Fascism has never been in finer fettle in America: who needs a guttural Joe McCarthy when the specimens at hand are ready and willing to lead? The conversation has barely changed. The irreducible anticommunism characterizing, by whatever name (now, terrorism, previously, radicalism, anarchism, socialism), the national discourse of insecurity and aggression, is readily converted into a cesspool of generalized phobias. These are supported at all points by concrete actions of US foreign policy, in which intervention and regime change have kept the rest of the world on tenterhooks.

So here we are, awaiting another presidential election, which, truth be told, merely adumbrates and delineates themes prevalent for seventy years, since the close of World War II. There have been few exceptions in leadership in either party to the Leadership Principle (the fusion of person, social structure, political economy), few policy orientations and platform measures to impede the course of impending fascist closure, few if any breakthroughs to the regimentation of social thought now typified in Obama’s promotion of massive surveillance, few courageous, stand-up acts of resistance on the part of labor to war, concentrated wealth, the privileged status of Vested Interests, from banking to oil, to medicine, to pharmaceuticals—and the list creeps on to near-infinity.
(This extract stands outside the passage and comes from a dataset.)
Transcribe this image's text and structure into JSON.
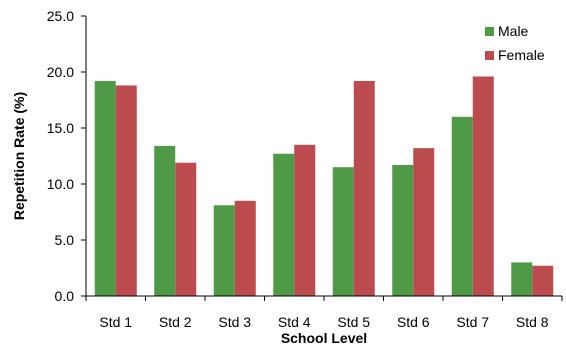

Whither America? Democracy, beginning in the 17th century, has never been one of its strong suits. The Marxian dialectic is distinguished by its absence, a monochromatic progression of ever-expanding sameness. The city on the hill extends to the swamps of moral absolutism and indifference to humanity. Stepping back, one sees Trump-Clinton as the singular expression of contempt for the democratization of society, economy, and culture, a process coterminous with the valuing of authoritarian patterns in world affairs. Trump-Clinton is the voice of one when it comes to the articulation and projection of world power, the voice of increased stridency if that were possible when added to such power is the universality of capitalism as the sole legitimate global system.

Try as one might, daylight cannot be forced between them. Ruling groups are sacrosanct, the best citizenry, to be looked up to as the generators and custodians of the national wealth, with Trump-Clinton sharing duple captaincy. Wall Street and Corporate America in general could not be more delighted with these circumscribed political boundaries. Scratch the candidate, either one, and beneath exists the nether world of military power virtually unlimited in scope and size, anxiously waiting to spring forward. Whether autarky is conceived as nationalism (Trump) or internationalism (Clinton), its message of self-sufficiency as the militarization of exceptionalism is heard loud and clear.
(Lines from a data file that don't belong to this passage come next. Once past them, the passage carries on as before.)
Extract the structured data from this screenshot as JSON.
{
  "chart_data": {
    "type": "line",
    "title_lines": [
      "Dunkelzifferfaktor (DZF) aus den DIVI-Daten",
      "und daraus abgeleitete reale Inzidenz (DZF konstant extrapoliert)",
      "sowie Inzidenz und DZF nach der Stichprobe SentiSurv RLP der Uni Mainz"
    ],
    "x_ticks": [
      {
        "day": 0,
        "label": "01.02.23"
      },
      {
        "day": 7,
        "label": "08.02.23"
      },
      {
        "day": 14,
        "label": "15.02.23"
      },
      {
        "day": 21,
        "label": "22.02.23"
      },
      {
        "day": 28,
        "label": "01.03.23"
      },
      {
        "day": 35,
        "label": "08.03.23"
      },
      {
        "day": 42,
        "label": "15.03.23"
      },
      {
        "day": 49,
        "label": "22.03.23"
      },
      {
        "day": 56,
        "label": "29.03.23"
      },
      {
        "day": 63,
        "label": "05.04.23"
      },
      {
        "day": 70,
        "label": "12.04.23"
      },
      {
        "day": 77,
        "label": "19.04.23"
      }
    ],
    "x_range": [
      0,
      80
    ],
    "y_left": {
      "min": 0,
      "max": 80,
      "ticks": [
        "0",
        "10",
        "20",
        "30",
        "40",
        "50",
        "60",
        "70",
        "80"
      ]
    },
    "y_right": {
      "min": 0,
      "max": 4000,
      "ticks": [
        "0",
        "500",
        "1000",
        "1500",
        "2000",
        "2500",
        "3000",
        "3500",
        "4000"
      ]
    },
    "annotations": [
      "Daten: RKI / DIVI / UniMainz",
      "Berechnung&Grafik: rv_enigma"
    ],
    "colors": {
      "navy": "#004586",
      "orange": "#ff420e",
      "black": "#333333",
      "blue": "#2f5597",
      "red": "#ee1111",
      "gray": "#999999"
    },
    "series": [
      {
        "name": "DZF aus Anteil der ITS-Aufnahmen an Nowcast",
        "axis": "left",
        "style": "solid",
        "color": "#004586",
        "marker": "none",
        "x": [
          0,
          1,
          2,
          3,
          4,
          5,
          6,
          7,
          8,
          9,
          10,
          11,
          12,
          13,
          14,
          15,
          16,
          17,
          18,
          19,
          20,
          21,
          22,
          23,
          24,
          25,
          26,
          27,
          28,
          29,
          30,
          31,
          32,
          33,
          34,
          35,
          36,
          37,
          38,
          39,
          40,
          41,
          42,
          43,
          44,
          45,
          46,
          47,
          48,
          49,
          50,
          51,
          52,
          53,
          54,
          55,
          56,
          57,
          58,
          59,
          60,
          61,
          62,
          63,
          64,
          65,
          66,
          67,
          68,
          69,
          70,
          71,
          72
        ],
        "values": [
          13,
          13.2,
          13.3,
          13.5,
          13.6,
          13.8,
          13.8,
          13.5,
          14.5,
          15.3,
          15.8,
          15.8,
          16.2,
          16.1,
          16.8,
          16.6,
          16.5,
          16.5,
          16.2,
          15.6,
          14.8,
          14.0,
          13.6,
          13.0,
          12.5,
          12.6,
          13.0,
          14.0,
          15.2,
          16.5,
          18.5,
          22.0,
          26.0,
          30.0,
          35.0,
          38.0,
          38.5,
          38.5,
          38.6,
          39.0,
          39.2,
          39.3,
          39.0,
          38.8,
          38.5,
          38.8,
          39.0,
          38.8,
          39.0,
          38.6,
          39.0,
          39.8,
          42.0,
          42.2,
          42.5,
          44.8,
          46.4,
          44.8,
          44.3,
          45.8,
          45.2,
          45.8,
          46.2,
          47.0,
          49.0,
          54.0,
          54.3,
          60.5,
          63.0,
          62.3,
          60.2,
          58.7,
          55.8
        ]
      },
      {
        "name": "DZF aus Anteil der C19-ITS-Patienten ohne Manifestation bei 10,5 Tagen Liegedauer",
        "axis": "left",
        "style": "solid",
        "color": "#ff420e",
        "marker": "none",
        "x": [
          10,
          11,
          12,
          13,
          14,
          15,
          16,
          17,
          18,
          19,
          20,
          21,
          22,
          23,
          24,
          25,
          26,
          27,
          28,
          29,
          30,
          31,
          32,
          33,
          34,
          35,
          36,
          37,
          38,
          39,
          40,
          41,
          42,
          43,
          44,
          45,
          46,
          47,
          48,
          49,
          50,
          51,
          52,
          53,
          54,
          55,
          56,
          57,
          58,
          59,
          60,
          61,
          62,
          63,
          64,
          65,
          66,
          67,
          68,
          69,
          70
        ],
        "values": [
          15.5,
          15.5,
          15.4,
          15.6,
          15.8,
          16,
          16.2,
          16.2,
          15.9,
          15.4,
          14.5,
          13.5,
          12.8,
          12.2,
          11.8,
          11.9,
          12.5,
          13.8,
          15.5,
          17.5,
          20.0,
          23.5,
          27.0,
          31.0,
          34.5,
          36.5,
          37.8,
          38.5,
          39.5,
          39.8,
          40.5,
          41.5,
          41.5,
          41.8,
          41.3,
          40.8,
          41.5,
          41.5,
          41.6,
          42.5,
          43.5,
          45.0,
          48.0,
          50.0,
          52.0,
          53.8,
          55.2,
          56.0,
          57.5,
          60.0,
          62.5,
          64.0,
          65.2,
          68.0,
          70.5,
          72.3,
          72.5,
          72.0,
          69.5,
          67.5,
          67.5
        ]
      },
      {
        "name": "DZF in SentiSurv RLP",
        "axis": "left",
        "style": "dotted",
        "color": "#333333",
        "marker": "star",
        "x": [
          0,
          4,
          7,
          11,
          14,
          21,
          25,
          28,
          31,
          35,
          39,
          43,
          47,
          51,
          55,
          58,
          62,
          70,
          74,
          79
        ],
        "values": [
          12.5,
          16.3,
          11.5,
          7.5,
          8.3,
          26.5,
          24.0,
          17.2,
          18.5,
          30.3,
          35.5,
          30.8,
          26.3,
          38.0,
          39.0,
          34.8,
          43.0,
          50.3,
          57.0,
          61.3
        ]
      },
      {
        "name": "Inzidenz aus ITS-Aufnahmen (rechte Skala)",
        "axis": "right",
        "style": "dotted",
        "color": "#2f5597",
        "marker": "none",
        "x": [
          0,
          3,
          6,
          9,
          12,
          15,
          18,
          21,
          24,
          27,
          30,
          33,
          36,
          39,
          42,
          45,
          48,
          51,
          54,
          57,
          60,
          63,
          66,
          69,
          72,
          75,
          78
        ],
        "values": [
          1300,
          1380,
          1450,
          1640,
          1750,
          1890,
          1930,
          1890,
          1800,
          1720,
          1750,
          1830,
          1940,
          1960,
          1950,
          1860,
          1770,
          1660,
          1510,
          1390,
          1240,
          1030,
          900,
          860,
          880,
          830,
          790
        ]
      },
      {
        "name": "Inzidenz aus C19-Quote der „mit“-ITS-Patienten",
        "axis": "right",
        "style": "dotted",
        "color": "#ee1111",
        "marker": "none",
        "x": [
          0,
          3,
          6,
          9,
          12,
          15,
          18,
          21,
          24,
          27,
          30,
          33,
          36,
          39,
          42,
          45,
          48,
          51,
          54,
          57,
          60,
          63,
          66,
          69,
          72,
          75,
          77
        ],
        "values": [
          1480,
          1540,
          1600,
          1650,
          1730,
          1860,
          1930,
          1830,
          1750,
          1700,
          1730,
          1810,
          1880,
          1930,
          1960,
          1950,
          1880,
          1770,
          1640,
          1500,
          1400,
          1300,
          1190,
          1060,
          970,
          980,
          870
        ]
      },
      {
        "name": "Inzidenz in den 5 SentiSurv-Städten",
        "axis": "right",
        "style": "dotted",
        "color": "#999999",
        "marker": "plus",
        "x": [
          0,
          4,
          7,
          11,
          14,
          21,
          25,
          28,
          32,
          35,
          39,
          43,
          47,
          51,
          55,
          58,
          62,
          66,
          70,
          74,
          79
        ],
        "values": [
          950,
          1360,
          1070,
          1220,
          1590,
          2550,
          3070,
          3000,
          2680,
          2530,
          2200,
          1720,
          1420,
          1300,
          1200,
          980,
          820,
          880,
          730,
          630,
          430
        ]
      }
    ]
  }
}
What have America’s major political parties become but agents of pacification, canceling out political change while the exercise of power is funneled into an elitist system of Upper Capital in which the military is welcomed with open arms. Trump vies with Clinton in extolling the virtues of strength and National Greatness, which boil down to self-accredited authority to define and regulate international politics to achieve, among other things, global ideological purification. It is as though imperialism, centered on market penetration, has given way to domination for its own sake. And complementing that, we find an arousal of anger to divert attention from the failings of capitalism, thereby disarming criticism and at the same time tightening the screws of a discrepant framework of wealth-and-income distribution.
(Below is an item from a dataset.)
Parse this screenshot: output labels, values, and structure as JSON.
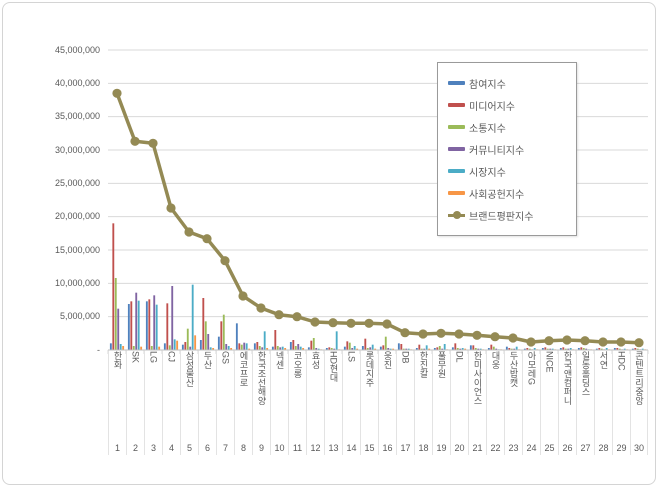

Come November, Republicans, Democrats, Trump, Clinton, who cares? The political parties have charted the race to the bottom for so long, one more soft landing will hardly be noticed. In prideful affirmation, we term this the normalization of democratic practice. Fewer and fewer Americans, as time goes on, are seeing through the charade. In that light, fascism will meet with little resistance when its time comes, decked out in bunting, even confetti thrown from the rooftops.